Steal Some Bits
With a bit of understanding and some C# trickery, we can exploit how float
works to cram in a few more bits and make some big performance gains. Today we’ll see how to steal some of the bits from a float
!
The IEEE 754 standard describes how float
values are stored. Here’s how it looks:
1
bit: Sign8
bits: Exponent23
bits: Fraction
The Wikipedia page goes way more detail, if you’re interested. For now, we’ll use this knowledge to exploit the format and steal some bits.
Here’s the idea. There are a lot of fraction bits: 23. How often do we really need all that precision? For example, if we’re just storing an angle, do we need precision to 0.00000011920929
degrees? Usually not. So what if we stored something else in the least-significant fraction bits?
We can do this in C# pretty easily using a union. We can even measure the impact it’ll have on our precision. To do so, we’ll start with the float
for 1.0
:
Sign | Exponent | Fraction |
---|---|---|
0 | 01111111 | 00000000000000000000000 |
Then we’ll change more and most of the least-significant digits to 1
:
Sign | Exponent | Fraction |
---|---|---|
0 | 01111111 | 00000000000000000000001 |
0 | 01111111 | 00000000000000000000011 |
0 | 01111111 | 00000000000000000000111 |
0 | 01111111 | 00000000000000000001111 |
To see the result, here’s a tiny script that changes the bits starting at none and gradually changing them all:
using System; using System.Runtime.InteropServices; using System.Text; using UnityEngine; [StructLayout(LayoutKind.Explicit)] struct UintFloatUnion { [FieldOffset(0)] public uint Uint; [FieldOffset(0)] public float Float; } class TestScript : MonoBehaviour { void Start() { StringBuilder sb = new StringBuilder(); for (int i = 0; i <= 23; ++i) { uint u = 0b00111111100000000000000000000000; // == 1.0 u |= (1u << i) - 1; // Change the least significant 'i' bits to 1 // Reinterpret as float UintFloatUnion ufu; ufu.Float = 0; ufu.Uint = u; float f = ufu.Float; if (i < 10) { sb.Append(' '); } sb.Append(i); sb.Append(": "); sb.Append(f.ToString("0." + new string('0', 30))); sb.Append('n'); } print(sb.ToString()); } }
When we run this, we get these results:
0: 1.000000000000000000000000000000 1: 1.000000000000000000000000000000 2: 1.000000000000000000000000000000 3: 1.000001000000000000000000000000 4: 1.000002000000000000000000000000 5: 1.000004000000000000000000000000 6: 1.000008000000000000000000000000 7: 1.000015000000000000000000000000 8: 1.000030000000000000000000000000 9: 1.000061000000000000000000000000 10: 1.000122000000000000000000000000 11: 1.000244000000000000000000000000 12: 1.000488000000000000000000000000 13: 1.000976000000000000000000000000 14: 1.001953000000000000000000000000 15: 1.003906000000000000000000000000 16: 1.007812000000000000000000000000 17: 1.015625000000000000000000000000 18: 1.031250000000000000000000000000 19: 1.062500000000000000000000000000 20: 1.125000000000000000000000000000 21: 1.250000000000000000000000000000 22: 1.500000000000000000000000000000 23: 2.000000000000000000000000000000
Unfortunately, float.ToString
isn’t giving us enough precision to gauge the impact.

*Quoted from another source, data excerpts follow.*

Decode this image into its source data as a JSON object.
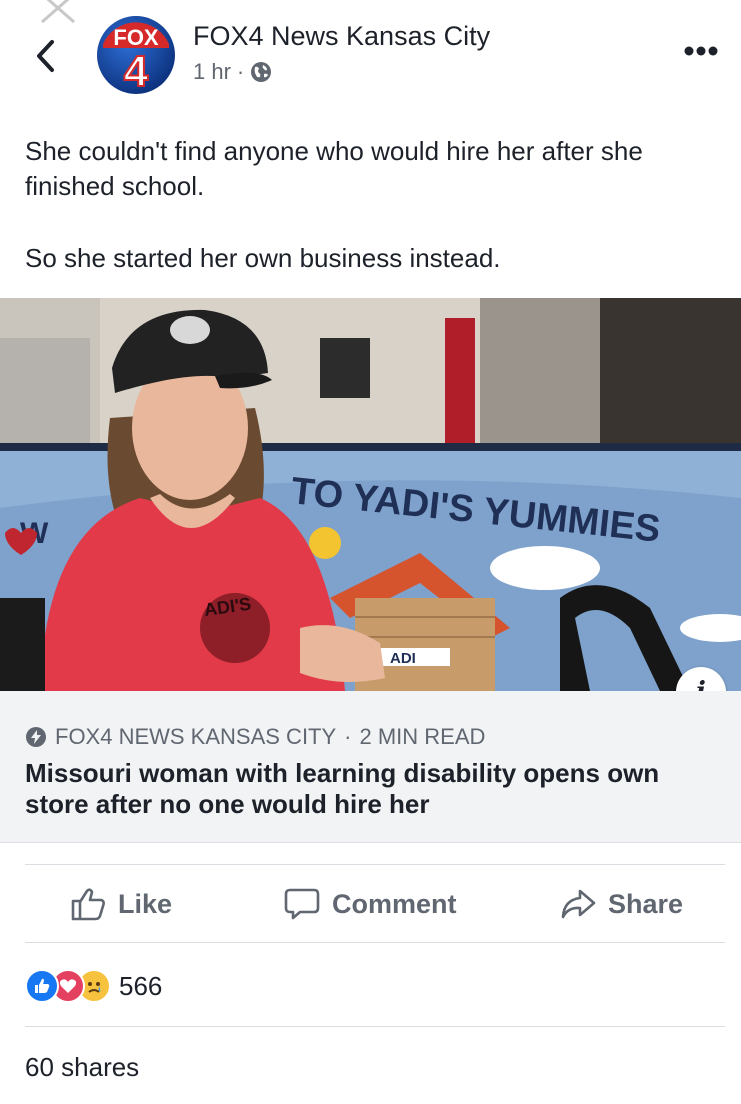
{
  "header": {
    "page_name": "FOX4 News Kansas City",
    "time": "1 hr",
    "separator": "·",
    "logo_text_top": "FOX",
    "logo_text_number": "4",
    "icons": {
      "close": "close-icon",
      "back": "back-chevron-icon",
      "privacy": "globe-icon",
      "more": "more-options-icon"
    }
  },
  "post": {
    "line1": "She couldn't find anyone who would hire her after she finished school.",
    "line2": "So she started her own business instead."
  },
  "image": {
    "sign_text": "TO YADI'S YUMMIES",
    "sign_text_left": "W",
    "doghouse_text": "ADI",
    "shirt_text": "ADI'S",
    "info_label": "i"
  },
  "link_card": {
    "source": "FOX4 NEWS KANSAS CITY",
    "separator": "·",
    "read_time": "2 MIN READ",
    "headline": "Missouri woman with learning disability opens own store after no one would hire her"
  },
  "actions": {
    "like": "Like",
    "comment": "Comment",
    "share": "Share"
  },
  "stats": {
    "reaction_count": "566",
    "reactions": [
      "like",
      "love",
      "sad"
    ],
    "shares": "60 shares"
  },
  "colors": {
    "brand_blue": "#1877f2",
    "love_red": "#e4405f",
    "sad_yellow": "#f7c23d",
    "card_bg": "#f2f3f5",
    "muted_text": "#606770"
  }
}
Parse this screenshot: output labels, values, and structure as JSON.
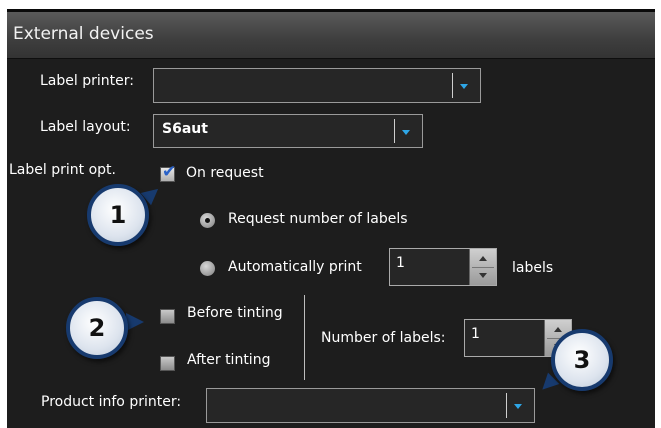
{
  "header": {
    "title": "External devices"
  },
  "label_printer": {
    "label": "Label printer:",
    "value": ""
  },
  "label_layout": {
    "label": "Label layout:",
    "value": "S6aut"
  },
  "label_print_opt": {
    "label": "Label print opt.",
    "on_request": {
      "label": "On request",
      "checked": true
    },
    "request_number": {
      "label": "Request number of labels",
      "selected": true
    },
    "auto_print": {
      "label": "Automatically print",
      "value": "1",
      "unit": "labels",
      "selected": false
    }
  },
  "tinting": {
    "before": {
      "label": "Before tinting",
      "checked": false
    },
    "after": {
      "label": "After tinting",
      "checked": false
    },
    "number_of_labels": {
      "label": "Number of labels:",
      "value": "1"
    }
  },
  "product_info_printer": {
    "label": "Product info printer:",
    "value": ""
  },
  "callouts": [
    "1",
    "2",
    "3"
  ],
  "colors": {
    "accent_arrow": "#2ea6e6",
    "callout_border": "#173a6e",
    "panel_bg": "#1d1d1d"
  }
}
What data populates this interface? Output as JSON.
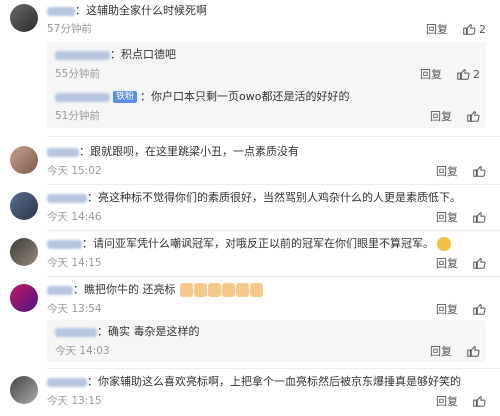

Most of the digits are simply 0
. So let’s re-write this script in a tiny C++ command line program:
#include <iostream> #include <iomanip> int main() { std::cout.precision(30); for (unsigned int i = 0; i <= 23; ++i) { unsigned int u = 0b00111111100000000000000000000000; // == 1.0 u |= (1u << i) - 1; // Change the least significant 'i' bits to 1 float f = *(float*)(&u); // Reinterpret as float std::cout << std::setw(2) << i << ": " << std::fixed << f << 'n'; } }
Now here’s what we get:
0: 1.000000000000000000000000000000 1: 1.000000119209289550781250000000 2: 1.000000357627868652343750000000 3: 1.000000834465026855468750000000 4: 1.000001788139343261718750000000 5: 1.000003695487976074218750000000 6: 1.000007510185241699218750000000 7: 1.000015139579772949218750000000 8: 1.000030398368835449218750000000 9: 1.000060915946960449218750000000 10: 1.000121951103210449218750000000 11: 1.000244021415710449218750000000 12: 1.000488162040710449218750000000 13: 1.000976443290710449218750000000 14: 1.001953005790710449218750000000 15: 1.003906130790710449218750000000 16: 1.007812380790710449218750000000 17: 1.015624880790710449218750000000 18: 1.031249880790710449218750000000 19: 1.062499880790710449218750000000 20: 1.124999880790710449218750000000 21: 1.249999880790710449218750000000 22: 1.499999880790710449218750000000 23: 1.999999880790710449218750000000
That’s a lot more precision! We can now see the impact of using more and more of the digits.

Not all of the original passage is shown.